I was afforded such a beautiful day with stunning clouds, a cool breeze, minimal tourists and best of all, the fall colours. You can even see my cruise ship peeking from behind the church tower in the 4th photo. Seeing the red roof tops and the views from this old city really felt like I was back in time and in a Disney fairy tale. If only my Prince was waiting for me at the wall!
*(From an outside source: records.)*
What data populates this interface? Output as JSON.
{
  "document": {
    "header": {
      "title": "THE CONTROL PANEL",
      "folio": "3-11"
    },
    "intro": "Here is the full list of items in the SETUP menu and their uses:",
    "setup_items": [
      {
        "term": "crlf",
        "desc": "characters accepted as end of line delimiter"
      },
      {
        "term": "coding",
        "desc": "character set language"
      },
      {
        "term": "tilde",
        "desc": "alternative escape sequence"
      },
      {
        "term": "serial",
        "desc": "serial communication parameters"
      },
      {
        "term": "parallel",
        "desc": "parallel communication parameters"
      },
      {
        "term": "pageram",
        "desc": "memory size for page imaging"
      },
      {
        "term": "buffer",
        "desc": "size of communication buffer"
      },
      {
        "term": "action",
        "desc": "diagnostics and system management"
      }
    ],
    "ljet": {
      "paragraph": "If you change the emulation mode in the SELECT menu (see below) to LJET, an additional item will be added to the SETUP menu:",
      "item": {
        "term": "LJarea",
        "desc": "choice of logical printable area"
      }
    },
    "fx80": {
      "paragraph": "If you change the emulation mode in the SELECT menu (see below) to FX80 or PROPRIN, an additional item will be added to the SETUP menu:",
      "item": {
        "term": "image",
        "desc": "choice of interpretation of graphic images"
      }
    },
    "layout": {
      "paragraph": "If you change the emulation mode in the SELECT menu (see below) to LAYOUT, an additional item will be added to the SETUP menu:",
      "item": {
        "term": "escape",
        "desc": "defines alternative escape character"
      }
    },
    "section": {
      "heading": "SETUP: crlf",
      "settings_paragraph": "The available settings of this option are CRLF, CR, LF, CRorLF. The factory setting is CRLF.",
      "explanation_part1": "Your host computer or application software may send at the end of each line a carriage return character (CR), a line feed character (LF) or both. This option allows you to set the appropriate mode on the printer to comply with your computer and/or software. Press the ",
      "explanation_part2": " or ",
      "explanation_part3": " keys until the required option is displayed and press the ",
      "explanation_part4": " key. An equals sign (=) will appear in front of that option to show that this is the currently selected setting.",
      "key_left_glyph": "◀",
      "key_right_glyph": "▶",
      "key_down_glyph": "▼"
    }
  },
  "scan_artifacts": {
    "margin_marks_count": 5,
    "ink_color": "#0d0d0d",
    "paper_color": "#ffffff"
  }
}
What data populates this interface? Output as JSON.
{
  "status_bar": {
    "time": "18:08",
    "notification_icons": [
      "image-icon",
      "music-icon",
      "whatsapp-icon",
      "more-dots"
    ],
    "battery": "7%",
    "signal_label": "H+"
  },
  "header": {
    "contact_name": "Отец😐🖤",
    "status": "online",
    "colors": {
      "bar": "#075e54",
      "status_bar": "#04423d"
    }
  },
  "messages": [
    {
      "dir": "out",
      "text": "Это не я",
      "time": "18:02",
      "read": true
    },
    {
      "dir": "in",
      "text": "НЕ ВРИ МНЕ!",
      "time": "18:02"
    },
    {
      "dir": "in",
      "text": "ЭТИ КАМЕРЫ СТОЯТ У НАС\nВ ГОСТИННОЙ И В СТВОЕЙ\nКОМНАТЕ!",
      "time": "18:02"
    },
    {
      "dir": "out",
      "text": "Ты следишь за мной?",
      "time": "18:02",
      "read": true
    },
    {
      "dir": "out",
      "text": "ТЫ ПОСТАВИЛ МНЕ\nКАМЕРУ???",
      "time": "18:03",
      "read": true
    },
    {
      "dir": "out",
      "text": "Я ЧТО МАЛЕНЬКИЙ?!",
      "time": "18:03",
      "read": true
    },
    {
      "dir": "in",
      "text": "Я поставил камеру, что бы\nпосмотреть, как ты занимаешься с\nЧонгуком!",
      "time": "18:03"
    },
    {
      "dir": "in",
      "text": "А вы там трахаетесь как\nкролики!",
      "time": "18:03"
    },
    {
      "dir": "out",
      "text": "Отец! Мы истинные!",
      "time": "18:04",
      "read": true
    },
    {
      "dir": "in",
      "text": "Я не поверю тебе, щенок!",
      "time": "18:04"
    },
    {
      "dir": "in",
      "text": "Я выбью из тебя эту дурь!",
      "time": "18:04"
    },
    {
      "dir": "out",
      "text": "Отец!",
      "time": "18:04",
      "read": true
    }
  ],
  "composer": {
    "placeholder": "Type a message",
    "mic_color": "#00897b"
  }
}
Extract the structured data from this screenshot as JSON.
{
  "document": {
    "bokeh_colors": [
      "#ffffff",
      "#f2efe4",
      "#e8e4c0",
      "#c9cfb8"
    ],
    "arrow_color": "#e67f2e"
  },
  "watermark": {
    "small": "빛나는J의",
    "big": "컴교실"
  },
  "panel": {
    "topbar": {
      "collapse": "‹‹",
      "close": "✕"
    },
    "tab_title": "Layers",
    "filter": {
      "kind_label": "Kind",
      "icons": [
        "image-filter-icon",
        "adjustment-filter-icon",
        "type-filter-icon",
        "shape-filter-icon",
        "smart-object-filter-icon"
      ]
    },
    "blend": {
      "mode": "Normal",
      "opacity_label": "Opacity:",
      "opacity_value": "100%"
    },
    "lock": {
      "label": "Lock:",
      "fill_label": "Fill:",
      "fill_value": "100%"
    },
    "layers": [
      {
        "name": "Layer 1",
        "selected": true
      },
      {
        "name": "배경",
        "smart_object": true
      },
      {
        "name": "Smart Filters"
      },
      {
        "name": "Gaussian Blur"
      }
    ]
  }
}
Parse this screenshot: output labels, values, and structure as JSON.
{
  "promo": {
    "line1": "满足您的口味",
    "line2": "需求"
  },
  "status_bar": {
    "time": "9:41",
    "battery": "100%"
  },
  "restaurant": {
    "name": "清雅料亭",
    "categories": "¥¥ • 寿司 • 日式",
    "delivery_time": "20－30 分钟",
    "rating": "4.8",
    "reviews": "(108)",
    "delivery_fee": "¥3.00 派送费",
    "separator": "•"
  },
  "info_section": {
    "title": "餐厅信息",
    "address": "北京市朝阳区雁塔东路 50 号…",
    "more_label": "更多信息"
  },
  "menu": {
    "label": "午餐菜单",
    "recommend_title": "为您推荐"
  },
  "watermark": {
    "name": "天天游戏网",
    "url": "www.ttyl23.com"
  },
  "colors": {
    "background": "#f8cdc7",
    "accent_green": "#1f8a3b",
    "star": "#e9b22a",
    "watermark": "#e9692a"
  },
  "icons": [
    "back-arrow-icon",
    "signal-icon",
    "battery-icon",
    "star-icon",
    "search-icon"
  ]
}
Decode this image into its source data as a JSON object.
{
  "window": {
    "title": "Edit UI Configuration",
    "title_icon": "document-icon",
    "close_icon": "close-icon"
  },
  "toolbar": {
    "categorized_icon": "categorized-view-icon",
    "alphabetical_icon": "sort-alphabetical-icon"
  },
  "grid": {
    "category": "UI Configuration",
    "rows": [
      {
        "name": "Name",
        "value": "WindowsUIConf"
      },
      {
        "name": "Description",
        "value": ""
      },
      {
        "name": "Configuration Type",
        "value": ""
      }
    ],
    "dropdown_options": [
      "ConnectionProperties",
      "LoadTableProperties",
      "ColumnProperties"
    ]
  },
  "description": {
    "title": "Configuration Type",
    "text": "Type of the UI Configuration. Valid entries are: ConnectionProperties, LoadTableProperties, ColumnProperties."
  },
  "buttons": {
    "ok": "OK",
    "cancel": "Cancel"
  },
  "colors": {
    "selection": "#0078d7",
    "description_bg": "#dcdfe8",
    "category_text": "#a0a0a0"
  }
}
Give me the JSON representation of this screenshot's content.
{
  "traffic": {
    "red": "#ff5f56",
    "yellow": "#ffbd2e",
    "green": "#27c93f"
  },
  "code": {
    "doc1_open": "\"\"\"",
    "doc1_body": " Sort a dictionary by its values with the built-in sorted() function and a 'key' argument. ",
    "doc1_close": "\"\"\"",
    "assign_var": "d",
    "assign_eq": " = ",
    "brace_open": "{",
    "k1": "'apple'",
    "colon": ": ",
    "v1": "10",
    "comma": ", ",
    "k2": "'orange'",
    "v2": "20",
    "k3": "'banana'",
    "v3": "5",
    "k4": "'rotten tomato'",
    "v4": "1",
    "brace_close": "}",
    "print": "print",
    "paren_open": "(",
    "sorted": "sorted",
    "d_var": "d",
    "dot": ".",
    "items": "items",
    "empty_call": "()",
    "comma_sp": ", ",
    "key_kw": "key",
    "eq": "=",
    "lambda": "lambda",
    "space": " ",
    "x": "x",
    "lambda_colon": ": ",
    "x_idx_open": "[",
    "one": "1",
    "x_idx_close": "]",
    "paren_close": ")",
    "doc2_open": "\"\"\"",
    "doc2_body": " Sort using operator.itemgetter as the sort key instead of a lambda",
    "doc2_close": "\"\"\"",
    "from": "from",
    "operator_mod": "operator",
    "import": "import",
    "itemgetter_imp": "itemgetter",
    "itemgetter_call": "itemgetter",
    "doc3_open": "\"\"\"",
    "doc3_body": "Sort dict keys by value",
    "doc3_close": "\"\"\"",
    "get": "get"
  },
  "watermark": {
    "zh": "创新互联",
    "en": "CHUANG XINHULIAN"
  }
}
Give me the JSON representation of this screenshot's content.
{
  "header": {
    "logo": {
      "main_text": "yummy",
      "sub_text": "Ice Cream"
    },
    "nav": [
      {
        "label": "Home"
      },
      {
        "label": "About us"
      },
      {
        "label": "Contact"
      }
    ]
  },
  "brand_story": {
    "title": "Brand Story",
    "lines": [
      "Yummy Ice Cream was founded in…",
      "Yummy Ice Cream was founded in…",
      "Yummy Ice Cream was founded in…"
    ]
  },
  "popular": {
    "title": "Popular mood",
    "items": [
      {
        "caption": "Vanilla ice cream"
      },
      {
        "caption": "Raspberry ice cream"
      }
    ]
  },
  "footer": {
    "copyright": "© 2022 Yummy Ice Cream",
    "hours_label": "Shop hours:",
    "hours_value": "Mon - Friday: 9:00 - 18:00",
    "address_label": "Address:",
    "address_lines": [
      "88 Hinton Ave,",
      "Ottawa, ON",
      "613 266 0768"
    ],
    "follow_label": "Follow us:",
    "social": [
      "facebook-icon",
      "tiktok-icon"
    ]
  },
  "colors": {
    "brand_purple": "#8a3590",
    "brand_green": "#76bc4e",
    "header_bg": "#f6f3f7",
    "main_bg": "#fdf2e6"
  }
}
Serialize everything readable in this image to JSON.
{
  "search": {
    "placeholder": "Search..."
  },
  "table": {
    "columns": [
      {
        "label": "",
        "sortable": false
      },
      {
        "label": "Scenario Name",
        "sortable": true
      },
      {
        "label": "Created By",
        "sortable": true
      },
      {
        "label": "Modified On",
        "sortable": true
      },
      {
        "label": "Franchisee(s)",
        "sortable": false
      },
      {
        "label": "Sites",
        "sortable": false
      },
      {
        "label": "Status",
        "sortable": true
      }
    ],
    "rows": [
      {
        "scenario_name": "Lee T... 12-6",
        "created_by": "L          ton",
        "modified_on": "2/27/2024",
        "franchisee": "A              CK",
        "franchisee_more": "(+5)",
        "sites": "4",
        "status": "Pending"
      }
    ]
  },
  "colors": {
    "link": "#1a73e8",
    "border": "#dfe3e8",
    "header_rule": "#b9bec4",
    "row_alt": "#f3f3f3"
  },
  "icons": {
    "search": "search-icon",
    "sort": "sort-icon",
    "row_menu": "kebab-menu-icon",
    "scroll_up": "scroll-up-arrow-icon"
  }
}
Regardless, the times I had in this city were just wonderful and it’s got to be an important stop on anybody’s Baltic adventure list!

After seeing these viewpoints, myself and one of my cruise ship mates (seriously, we managed to bump into each other walking around the city. 4000 people on a cruise, an entire city, and halfway through our day we crossed paths) decided to try and see as much of the rest of the city as we could. I knew I’d really wanted to get to Kadriorg Palace and gardens, which required a tram ride, and in hindsight I should have gone there first; but all in all I’m very happy with what I ended up seeing. But keep in mind, if you’re restricted to time, start with the farthest thing and move back towards the ship that will not wait for you if you are late! We decided to try and see what else we could find.

First up? Some fuel! Maiasmokk Cafe is one of the oldest cafes in Tallinn, and we knew this was where we needed to go to get some good food and for me, a tea! The shop was so quaint, and you could feel the history. Their desserts were delicious, their tea was lovely and to see the hand crafted chocolate and marizpan designs were incredible. It was like stepping back in time and taking a moment to breathe and truly enjoy Tallinn.

After a snack we made it to the oldest pharamacy in Europe! Raeapteek, or pharmacy has been open as early as the 1400s and has continually been housed at this exact address, number 11, since then! It still operates today and has a museum in the rear with remedies and bottles of days gone by. I’ve also included a few other pictures of places we encountered on our journey to get to the Sweater Wall.

Town Square

A massive thanks to Rick Steves for telling me I should go and see Sweater wall. This is where a bunch of merchants have stalls set up against the city walls selling their wool/linens. I ended up purchasing a hat as, even though I rarely use one walking around in Canada, it was necessary just to keep a bit warmer whilst out all day in the quite breezy, cool sea air. Not only did I get a nice hat, but we ended up deciding that we had some more time to meander through the city, made our way to Viru gate (which we had wanted to see) and then ended up stumbling across a section of the wall we hadn’t come across, Nunna. It was so pretty in that area and we realized we were able to climb the tower for just two euro, so with the dying minutes of the day in Tallinn, we climbed up. Whilst the photos don’t do it justice, it was so peaceful and really nice up there to look over parts of the city and so interesting to think about how they lived and defended their day to day lives in these cold, barren, towers!

After this, we hustled back to the ship and made it on board with 15 minutes to spare! An absolutely stunning city, a wonderful country and one that I would love to explore more of. It was a gem of a city that I won’t ever soon forget.